Продолжая балагурить, рейнджеры расплатились с буфетчиком и пошли к выходу. Судя по тому, как небрежно и естественно они носили оружие, это были опытные люди, и капитан подумал, что у того, кто решится напасть на их дилижанс, нет никаких шансов.
— Ва… Ва… Ваше преосвященство, я что-то хотел у вас спросить, — пробормотал Клавдий Питерсон, опуская голову на стол и складывая руки под щекой. — Вы только… Никуда не исчезайте… Вы должны рассказать мне, какой смысл в этой жизни… Что останется после нас, кроме гор дерьма… Не уходите… Вы должны…

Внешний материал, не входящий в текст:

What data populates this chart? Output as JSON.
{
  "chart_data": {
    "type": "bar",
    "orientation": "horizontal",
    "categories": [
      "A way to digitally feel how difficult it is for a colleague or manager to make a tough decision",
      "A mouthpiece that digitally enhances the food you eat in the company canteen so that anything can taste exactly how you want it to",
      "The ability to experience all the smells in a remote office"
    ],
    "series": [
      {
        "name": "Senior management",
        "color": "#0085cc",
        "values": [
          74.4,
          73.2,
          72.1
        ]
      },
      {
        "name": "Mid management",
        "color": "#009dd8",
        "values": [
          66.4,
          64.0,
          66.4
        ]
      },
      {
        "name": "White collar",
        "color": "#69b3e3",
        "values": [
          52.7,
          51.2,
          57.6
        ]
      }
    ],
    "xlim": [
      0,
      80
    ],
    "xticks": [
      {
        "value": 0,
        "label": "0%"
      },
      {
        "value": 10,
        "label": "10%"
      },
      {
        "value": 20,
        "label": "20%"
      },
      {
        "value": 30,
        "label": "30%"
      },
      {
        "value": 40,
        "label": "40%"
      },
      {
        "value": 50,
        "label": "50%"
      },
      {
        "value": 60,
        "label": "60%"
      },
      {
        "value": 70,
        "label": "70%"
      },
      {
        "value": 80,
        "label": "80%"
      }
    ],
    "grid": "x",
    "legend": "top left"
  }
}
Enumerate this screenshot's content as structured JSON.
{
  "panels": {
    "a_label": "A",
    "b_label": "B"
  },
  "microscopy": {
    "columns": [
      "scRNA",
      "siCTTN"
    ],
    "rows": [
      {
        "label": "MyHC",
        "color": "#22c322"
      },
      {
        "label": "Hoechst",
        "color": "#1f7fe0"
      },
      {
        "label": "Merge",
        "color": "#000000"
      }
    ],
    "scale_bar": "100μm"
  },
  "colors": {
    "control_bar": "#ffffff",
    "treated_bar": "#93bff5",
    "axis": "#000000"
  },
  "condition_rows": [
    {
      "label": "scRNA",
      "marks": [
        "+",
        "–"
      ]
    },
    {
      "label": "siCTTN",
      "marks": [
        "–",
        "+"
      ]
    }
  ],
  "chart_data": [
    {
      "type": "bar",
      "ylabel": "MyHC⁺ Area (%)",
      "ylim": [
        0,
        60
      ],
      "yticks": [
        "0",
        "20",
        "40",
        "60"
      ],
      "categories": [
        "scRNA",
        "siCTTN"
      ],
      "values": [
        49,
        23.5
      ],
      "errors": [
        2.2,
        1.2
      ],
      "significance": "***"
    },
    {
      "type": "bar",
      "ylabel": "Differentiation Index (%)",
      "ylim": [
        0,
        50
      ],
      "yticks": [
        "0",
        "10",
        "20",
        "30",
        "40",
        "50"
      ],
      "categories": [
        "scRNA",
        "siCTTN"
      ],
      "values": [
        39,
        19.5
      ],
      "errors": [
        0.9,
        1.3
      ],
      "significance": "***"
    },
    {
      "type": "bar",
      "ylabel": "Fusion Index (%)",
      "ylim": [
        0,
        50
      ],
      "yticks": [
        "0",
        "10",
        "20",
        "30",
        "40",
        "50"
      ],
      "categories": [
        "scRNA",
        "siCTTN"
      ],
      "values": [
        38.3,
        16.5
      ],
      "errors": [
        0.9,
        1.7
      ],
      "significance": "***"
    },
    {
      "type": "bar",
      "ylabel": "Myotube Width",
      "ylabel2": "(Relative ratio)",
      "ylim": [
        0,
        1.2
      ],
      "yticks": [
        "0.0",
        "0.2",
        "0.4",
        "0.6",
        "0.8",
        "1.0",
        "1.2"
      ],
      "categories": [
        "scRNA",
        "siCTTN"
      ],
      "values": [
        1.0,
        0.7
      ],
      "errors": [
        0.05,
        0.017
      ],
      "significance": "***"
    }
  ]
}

— Убрать его? — спросил Альвино.
— Незачем, — капитан встал, закупорил бутылку и положил ее в свою дорожную сумку. Но, вспомнив кое-что, тут же достал обратно, откупорил и плеснул виски в стакан индейца. — В счет его долга.
— Осталось девятнадцать.
— А что за фургон был нужен сержанту?
— Армейский «катерпиллер», — ответил индеец. — Передние колеса обтянуты холстом, на задних — голые железные ободья. На правом борту след оторванного ящика.
— Что ж, если увижу, буду держаться от него подальше, — сказал капитан.
— Не увидите, — сказал Альвино. — Сегодня на рассвете этот фургон уехал из города.
— Куда?
— В сторону Эль-Пасо.
— Как хорошо, что мне нечего делать в Эль-Пасо, — сказал капитан Орлов.
Он купил для ротмистра башмаки с белым верхом, клетчатый костюм и светло-серую шляпу. Два билета до Атланты обошлись ему в немалые деньги, но только этот поезд проходил через Новый Орлеан ночью, что было весьма кстати. Всё пока складывалось удачно, и беспокоило капитана лишь одно обстоятельство — придутся ли башмаки впору.
Возвращаясь к месту стоянки, он издалека заметил пару сапог, брошенных под насыпью. Сапоги были ему знакомы. Неподалеку валялся котелок. Орлов остановился, опустил сумку на землю и нащупал под плащом револьвер. «Сам виноват, — подумал он. — Сам беду накликал. Беда приходит ровно в ту самую секунду, как порадуешься, что все идет хорошо. Ровно в ту же секунду».